'Paul was a true gentleman, the world has lost an iconic treasure'

The star had taken the stage at Edinburgh Playhouse just days before, as Miss Hannigan, the villain in Annie.

Tributes have been paid to TV presenter and comedian Paul O’Grady, following his death aged 67.

The British drag icon, known for his persona Lily Savage, died “unexpectedly but peacefully” on Tuesday evening, his husband Andre Portasio said in a statement.

O’Grady had taken the stage at Edinburgh Playhouse just days prior to his demise, as Miss Hannigan, the main antagonist in Annie.

Following the performance, on March 23, he popped into one of the capital’s most iconic gay bars – Planet – for a drink and a chat with the staff.

Planet manager Darren Paterson told STV News O’Grady had been a “friend of the staff for over 20 years”.

O’Grady dressed as Miss Hannigan, the main antagonist in Annie, cuddling a dog in Edinburgh.

“Whilst he was at the Playhouse for Annie, he came to say hi on Thursday night,” he said.

“Paul was a true gentleman to all the staff and customers.

“We are deeply saddened at his passing, the world has lost an iconic treasure.”

The Playhouse joined in paying tribute to the LGBTQ+ icon, recalling some of his best moments on stage in Edinburgh.

A spokesperson said: “We are deeply saddened by the news of the sudden passing of much loved actor, comedian and TV personality Paul O’Grady.

“We have many wonderful memories of him.

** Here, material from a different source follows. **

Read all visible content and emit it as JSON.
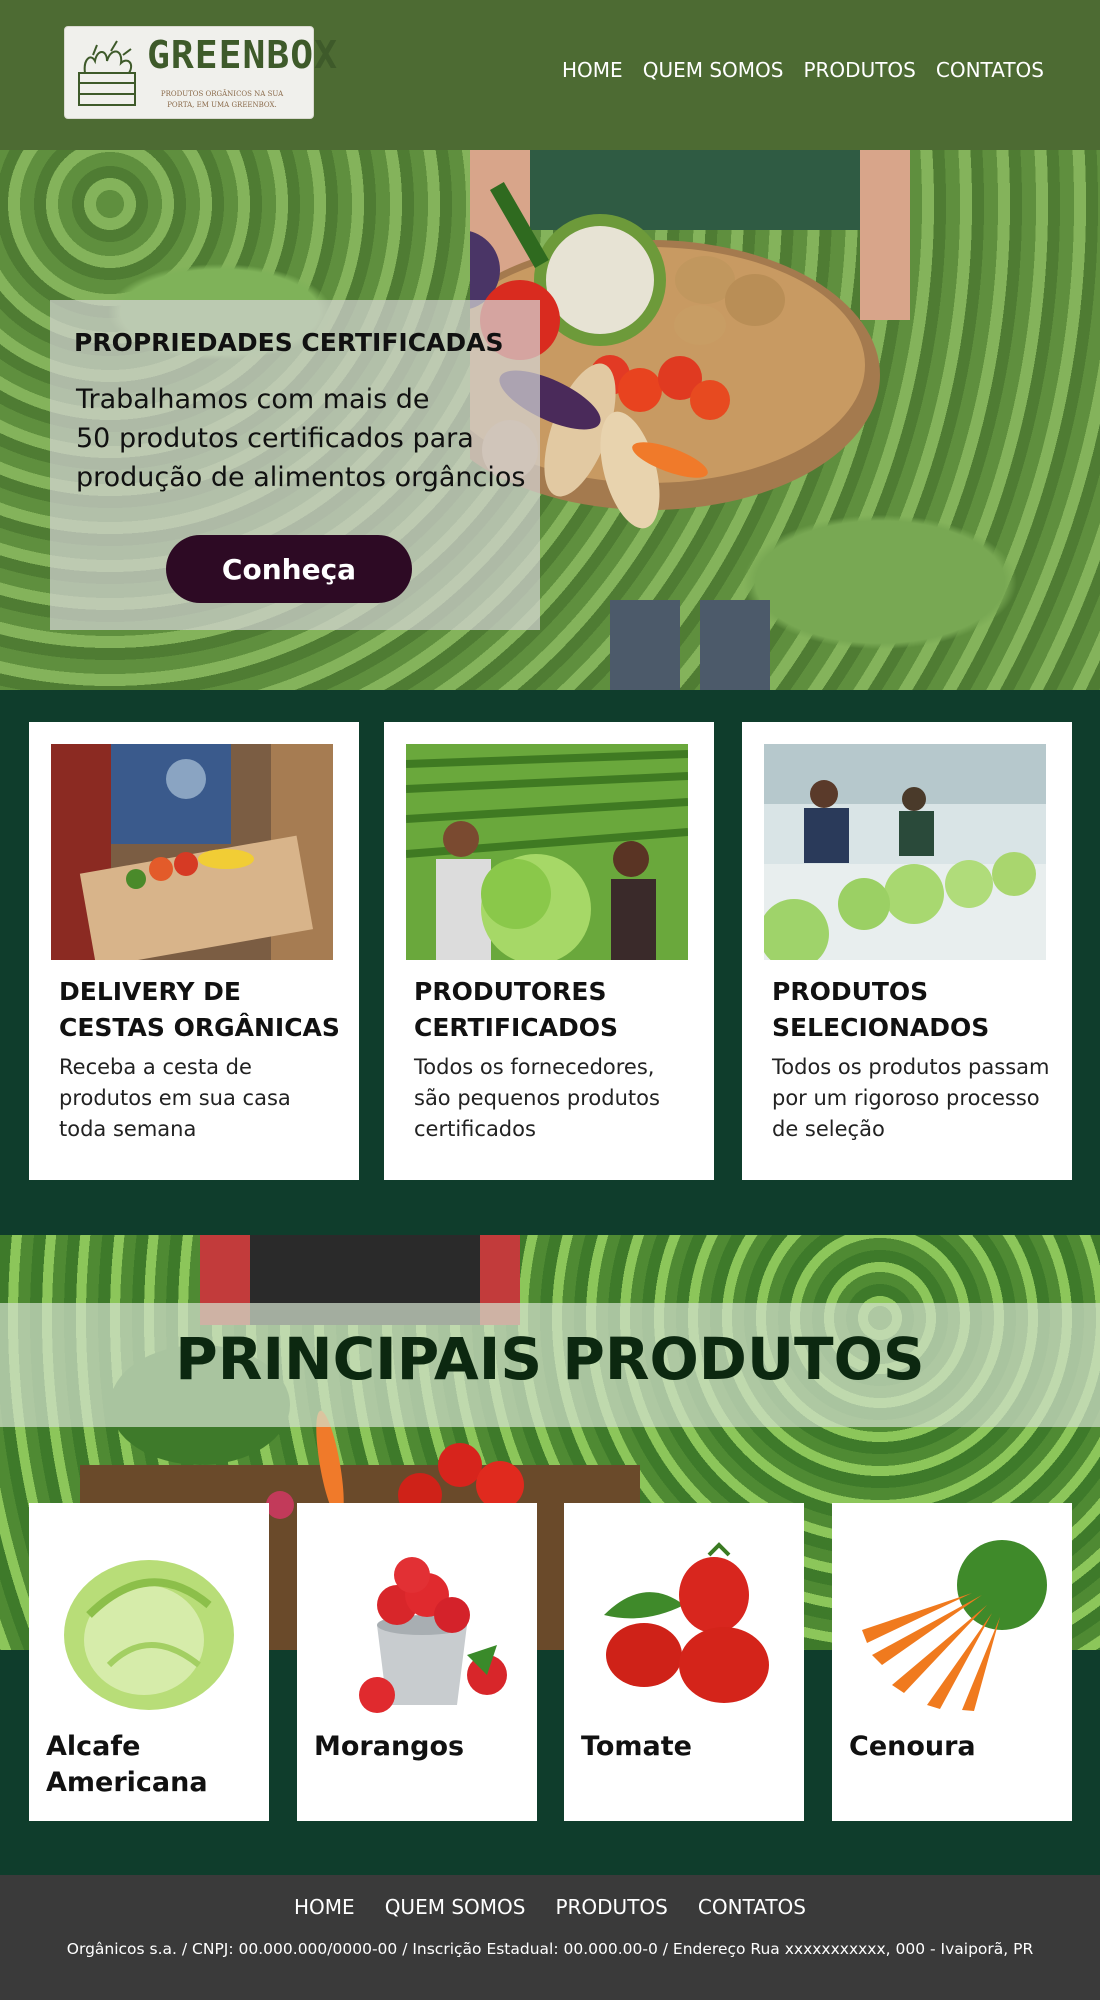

From his early days with Lily to his most recent visit last week, in the musical Annie where he played Miss Hannigan to great acclaim.

“He was warm, funny and kind, always making time for staff members and of course the office pups.”

A well-known dog-lover, O’Grady was also pictured cuddling a miniature dachshund in Edinburgh, a few days before his death.

The official Twitter account of the musical Annie said its cast and crew were “stunned and saddened” by the news.

“An incredible Miss Hannigan and an irreplaceable, hilarious and generous person who we will all miss immensely,” it added.

Born in Birkenhead, O’Grady rose to fame in the 1990s with his iconic scouse drag queen Lily Savage, going on to present game show Blankety Blank and other light entertainment programmes.

During his career, he went on to host The Paul O’Grady Show, Blind Date and Paul O’Grady’s Saturday Night Line Up, as well as ITV’s multi-award-winning For The Love Of Dogs.

During the coronavirus lockdown, he wrote his debut children’s book, Eddie Albert And The Amazing Animal Gang, which was published in September 2021.

In August of 2022 he presented his final BBC Radio 2 show having hosted the Sunday afternoon programme for nearly 14 years.

O’Grady had been set to return to the airwaves next month to host a one-off Easter Sunday radio show on Boom Radio.

In a statement, Mr Portasio wrote: “He will be greatly missed by his loved ones, friends, family, animals and all those who enjoyed his humour, wit and compassion.

“I know that he would want me to thank you for all the love you have shown him over the years.”

ITV presenter Lorraine Kelly described O’Grady as “a really special man” in an online tribute.

“Such sad news. Paul O’Grady – funny, fearless, brave, kind and wise. Will be sorely missed. A really special man.”

The royal family’s official Twitter account paid tribute, posting an image of O’Grady with Camilla, after they worked closely in support of Battersea Dogs and Cats Home.

The post read: “Deeply saddened to hear of the death of Paul O’Grady, who worked closely with Her Majesty in support of @Battersea_, providing lots of laughter and many waggy-tailed memories.”

Camilla will be sharing her sympathies with O’Grady’s family privately in due course, Buckingham Palace added.